By Samuel Shen and Doug Young
SHANGHAI/HONG KONG (Reuters) - Top Chinese lenders ICBC <1398.HK> and Bank of China <3988.HK> signaled a peaking of earnings growth after strong second-quarter profits, as they slow their lending and focus on asset quality.
Chinese banks have benefited over the past year from a jump in interest income and improving margins after the government backed them in a 2009 lending boom to stimulate the economy.
But many fear they may soon have to pay the piper as China tightens liquidity to cool a racing economy, and as regulators require them to prepare for an increase in bad loans if the real estate market starts to decline.
"Banks' profit growth may have peaked as lending is likely to slow in the second half, while there's little room for interest margins to rise further," said Qiu Peng, analyst at Western Securities.
"There's also lingering concern over banks' asset quality in the even of a drastic slowdown in the economy, but so far, there's no signs of deterioration.
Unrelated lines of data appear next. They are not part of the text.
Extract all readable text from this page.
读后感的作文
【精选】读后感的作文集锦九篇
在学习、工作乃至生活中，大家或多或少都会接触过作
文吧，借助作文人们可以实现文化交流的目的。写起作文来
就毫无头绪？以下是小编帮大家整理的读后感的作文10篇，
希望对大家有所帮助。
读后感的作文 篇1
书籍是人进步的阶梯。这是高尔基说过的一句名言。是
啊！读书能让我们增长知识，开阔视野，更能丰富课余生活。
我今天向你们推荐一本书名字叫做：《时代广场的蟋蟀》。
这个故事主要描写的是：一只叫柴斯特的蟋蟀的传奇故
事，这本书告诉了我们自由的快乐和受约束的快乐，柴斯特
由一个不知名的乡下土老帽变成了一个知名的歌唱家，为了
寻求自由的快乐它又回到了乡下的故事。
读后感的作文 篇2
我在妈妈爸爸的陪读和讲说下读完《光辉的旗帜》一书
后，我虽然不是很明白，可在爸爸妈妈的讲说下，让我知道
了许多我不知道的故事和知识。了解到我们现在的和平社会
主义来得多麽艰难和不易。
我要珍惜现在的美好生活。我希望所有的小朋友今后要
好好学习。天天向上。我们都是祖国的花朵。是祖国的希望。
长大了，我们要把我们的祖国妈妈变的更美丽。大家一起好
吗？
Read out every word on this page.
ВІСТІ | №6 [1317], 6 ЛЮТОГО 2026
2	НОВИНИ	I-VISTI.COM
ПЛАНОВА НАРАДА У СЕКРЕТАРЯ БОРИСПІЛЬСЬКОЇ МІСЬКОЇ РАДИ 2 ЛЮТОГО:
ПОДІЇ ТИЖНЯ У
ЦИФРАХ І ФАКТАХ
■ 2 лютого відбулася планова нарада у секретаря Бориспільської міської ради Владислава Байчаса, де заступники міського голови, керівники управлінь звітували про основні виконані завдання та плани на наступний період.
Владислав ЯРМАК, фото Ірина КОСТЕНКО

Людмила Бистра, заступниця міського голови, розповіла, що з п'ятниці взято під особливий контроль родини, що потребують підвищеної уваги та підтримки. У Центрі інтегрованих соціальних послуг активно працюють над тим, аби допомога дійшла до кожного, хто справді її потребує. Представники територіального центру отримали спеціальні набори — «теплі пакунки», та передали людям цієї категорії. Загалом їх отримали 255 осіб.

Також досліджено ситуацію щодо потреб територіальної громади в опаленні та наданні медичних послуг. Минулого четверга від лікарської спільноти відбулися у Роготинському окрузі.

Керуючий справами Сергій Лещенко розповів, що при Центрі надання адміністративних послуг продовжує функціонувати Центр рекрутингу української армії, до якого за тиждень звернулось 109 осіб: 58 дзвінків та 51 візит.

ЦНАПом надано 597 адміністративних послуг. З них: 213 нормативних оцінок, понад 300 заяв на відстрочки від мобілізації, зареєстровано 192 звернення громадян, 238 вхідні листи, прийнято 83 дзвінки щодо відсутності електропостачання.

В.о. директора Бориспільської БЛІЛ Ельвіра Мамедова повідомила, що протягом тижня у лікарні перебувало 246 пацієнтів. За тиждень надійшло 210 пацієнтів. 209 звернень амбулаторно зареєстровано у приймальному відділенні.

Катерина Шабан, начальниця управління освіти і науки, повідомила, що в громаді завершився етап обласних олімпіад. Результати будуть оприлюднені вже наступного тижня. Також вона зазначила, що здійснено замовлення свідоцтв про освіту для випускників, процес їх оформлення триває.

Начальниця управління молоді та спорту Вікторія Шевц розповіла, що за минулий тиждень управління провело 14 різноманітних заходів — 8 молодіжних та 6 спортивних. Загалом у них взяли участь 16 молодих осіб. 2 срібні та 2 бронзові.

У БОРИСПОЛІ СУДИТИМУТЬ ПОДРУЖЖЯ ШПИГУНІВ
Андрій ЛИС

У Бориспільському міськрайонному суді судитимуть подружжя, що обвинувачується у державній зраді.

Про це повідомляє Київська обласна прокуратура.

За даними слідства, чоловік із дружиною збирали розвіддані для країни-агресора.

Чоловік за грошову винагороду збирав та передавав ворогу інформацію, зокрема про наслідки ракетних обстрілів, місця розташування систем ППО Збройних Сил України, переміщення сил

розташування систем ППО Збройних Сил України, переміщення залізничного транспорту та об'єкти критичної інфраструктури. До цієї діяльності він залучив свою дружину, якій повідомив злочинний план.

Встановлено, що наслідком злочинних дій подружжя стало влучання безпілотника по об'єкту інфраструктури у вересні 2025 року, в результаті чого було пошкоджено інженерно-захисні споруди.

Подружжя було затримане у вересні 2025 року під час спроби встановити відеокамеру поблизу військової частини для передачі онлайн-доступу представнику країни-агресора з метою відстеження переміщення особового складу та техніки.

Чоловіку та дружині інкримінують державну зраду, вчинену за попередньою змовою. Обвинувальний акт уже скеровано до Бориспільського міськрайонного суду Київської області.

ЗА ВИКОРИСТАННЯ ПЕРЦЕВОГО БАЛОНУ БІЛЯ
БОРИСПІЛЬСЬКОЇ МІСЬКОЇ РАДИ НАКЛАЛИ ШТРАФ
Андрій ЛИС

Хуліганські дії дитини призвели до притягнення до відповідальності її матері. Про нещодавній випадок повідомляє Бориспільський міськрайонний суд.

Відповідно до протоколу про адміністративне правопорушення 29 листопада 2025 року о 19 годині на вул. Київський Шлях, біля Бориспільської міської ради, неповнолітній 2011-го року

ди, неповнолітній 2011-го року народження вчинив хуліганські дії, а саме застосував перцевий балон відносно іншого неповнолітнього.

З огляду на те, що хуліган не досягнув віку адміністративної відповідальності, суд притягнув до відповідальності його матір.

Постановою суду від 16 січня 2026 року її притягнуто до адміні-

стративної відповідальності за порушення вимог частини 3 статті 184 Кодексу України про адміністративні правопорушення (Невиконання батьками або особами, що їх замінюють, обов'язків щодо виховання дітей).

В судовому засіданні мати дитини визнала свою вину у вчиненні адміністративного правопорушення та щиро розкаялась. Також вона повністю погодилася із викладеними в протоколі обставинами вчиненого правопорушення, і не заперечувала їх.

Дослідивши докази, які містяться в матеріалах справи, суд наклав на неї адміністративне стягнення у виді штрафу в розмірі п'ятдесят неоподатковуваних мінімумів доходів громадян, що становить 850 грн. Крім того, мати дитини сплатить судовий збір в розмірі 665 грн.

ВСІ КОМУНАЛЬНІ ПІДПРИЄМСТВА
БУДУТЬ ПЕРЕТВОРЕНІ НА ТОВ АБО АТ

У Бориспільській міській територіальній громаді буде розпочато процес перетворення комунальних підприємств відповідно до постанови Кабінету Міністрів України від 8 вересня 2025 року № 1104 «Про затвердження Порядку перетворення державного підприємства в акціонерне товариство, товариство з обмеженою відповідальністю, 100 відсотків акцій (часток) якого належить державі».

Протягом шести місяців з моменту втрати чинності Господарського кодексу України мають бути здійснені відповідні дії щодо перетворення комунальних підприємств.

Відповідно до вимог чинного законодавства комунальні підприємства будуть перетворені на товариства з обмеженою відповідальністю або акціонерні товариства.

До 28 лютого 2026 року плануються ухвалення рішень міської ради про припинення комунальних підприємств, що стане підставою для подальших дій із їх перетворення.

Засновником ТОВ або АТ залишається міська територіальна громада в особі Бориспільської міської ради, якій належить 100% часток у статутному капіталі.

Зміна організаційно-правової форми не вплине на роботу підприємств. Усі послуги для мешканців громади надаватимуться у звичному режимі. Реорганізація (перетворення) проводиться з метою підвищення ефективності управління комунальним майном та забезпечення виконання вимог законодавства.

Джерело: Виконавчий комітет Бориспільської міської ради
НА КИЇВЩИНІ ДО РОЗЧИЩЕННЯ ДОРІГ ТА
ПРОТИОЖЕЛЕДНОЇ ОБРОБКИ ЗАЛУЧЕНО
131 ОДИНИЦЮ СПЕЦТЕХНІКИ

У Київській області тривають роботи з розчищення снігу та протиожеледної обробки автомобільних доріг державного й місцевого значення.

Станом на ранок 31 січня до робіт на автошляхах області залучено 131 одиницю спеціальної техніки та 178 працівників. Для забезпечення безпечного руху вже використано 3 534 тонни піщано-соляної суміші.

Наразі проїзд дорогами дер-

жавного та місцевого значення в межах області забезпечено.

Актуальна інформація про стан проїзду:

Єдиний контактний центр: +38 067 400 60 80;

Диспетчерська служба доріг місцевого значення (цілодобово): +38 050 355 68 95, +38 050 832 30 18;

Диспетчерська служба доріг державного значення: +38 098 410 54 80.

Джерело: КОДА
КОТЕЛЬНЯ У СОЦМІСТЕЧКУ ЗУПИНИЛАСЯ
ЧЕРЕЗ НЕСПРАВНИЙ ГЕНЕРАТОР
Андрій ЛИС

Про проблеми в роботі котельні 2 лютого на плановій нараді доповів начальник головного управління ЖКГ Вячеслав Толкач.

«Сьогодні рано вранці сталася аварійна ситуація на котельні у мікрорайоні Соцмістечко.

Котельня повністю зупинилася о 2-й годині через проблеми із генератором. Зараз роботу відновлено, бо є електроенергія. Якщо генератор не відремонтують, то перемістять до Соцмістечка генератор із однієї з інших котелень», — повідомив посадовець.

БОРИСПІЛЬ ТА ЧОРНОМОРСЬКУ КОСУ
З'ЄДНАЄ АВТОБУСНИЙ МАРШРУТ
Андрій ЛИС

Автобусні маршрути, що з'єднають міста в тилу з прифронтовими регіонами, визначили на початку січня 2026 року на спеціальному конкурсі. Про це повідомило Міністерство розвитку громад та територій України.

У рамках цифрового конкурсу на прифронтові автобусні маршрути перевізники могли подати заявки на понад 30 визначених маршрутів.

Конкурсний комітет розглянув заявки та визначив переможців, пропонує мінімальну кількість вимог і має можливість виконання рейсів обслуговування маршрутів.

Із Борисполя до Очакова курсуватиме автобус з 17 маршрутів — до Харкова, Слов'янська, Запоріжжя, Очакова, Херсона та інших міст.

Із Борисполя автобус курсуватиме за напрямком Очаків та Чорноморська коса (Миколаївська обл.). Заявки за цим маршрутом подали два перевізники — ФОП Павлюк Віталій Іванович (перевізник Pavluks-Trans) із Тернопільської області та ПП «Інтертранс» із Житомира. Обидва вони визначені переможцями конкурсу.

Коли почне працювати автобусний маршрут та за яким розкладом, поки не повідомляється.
But such fears will continue to weigh on banking stocks."
Industrial and Commercial Bank of China (ICBC) <601398.SS> and Bank of China, the country's No. 1 and No. 4 lenders, posted second-quarter profit growth of 38 percent and 15 percent, respectively, on Thursday on the back of the lending boom.
The results capped a season of strong quarterly earnings by Chinese banks, reflecting an economy that grew by a turbo-charged 10.3 percent during the second quarter.
But uncertainties -- from rising bad loans, to a slowing recovery in interest margins and a tightening regulatory environment -- are mounting.
The HSI-Finance Index <.HSNF> which tracks major Hong Kong-listed Chinese banks, is down 10.4 percent this year, nearly double the 5.7 percent drop in the main Hang Seng Index <.HSI>, as investors worry about the sector's health as well as massive planned capital-raisings to replenish their balance sheets.
Responding to Beijing's shift toward monetary tightening, China's banking regulator conducted stress tests on banks this month, asking them to evaluate the impact on their balance sheets in the event of a 60 percent slump in home prices.
The regulator is also diagnosing the health of an estimated $1 trillion worth of loans to local government infrastructure, though results of both tests have not been made public.
To ward off risks, regulators have urged banks to strengthen their books weakened by last year's 9.6 trillion yuan lending binge, triggering a fundraising rush among lenders to raise more than $80 billion dollars in total to buffer potential losses.
DASH FOR CASH
ICBC, in which Goldman Sachs
Bank of China, which raised about $5.9 billion by selling convertible bonds in June, plans to raise up to 60 billion yuan through a rights issue.
The moves come after Agricultural Bank of China's (AgBank) <601288.SS> <1288.HK> record $22.1 billion initial public offering in July and China's Everbright Bank's <601818.SS> roughly $3 billion IPO this month, and are part of a broader series of fund-raising by major banks.
Three of China's "Big Four" state banks -- ICBC, Bank of China and China Construction Bank <0939.HK><601939.SS> -- have so far reported second-quarter profit growth ranging from 15-38 percent, while smaller rivals such as China Merchants Bank <600036.SS> and Everbright Bank posted even faster growth.
China's total loans outstanding rose 19.2 percent during the first half to 47.4 trillion yuan, while net interest margin -- a key measure of banks' lending profitability, recovered during the period.
Banks also benefited from a rapid increase in non-interest incomes as they collected more fees and commissions from selling insurance and mutual fund products.
Shares of ICBC, which has a market value of more than $210 billion, closed down 0.18 percent on Thursday in Hong Kong ahead of the results. The shares have fallen 13 percent so far this year, underperforming the benchmark Hang Seng Index <.HSI>, which has declined 4 percent.
Bank of China's Hong Kong-listed shares were unchanged on Thursday, having fallen 5.7 percent so far this year.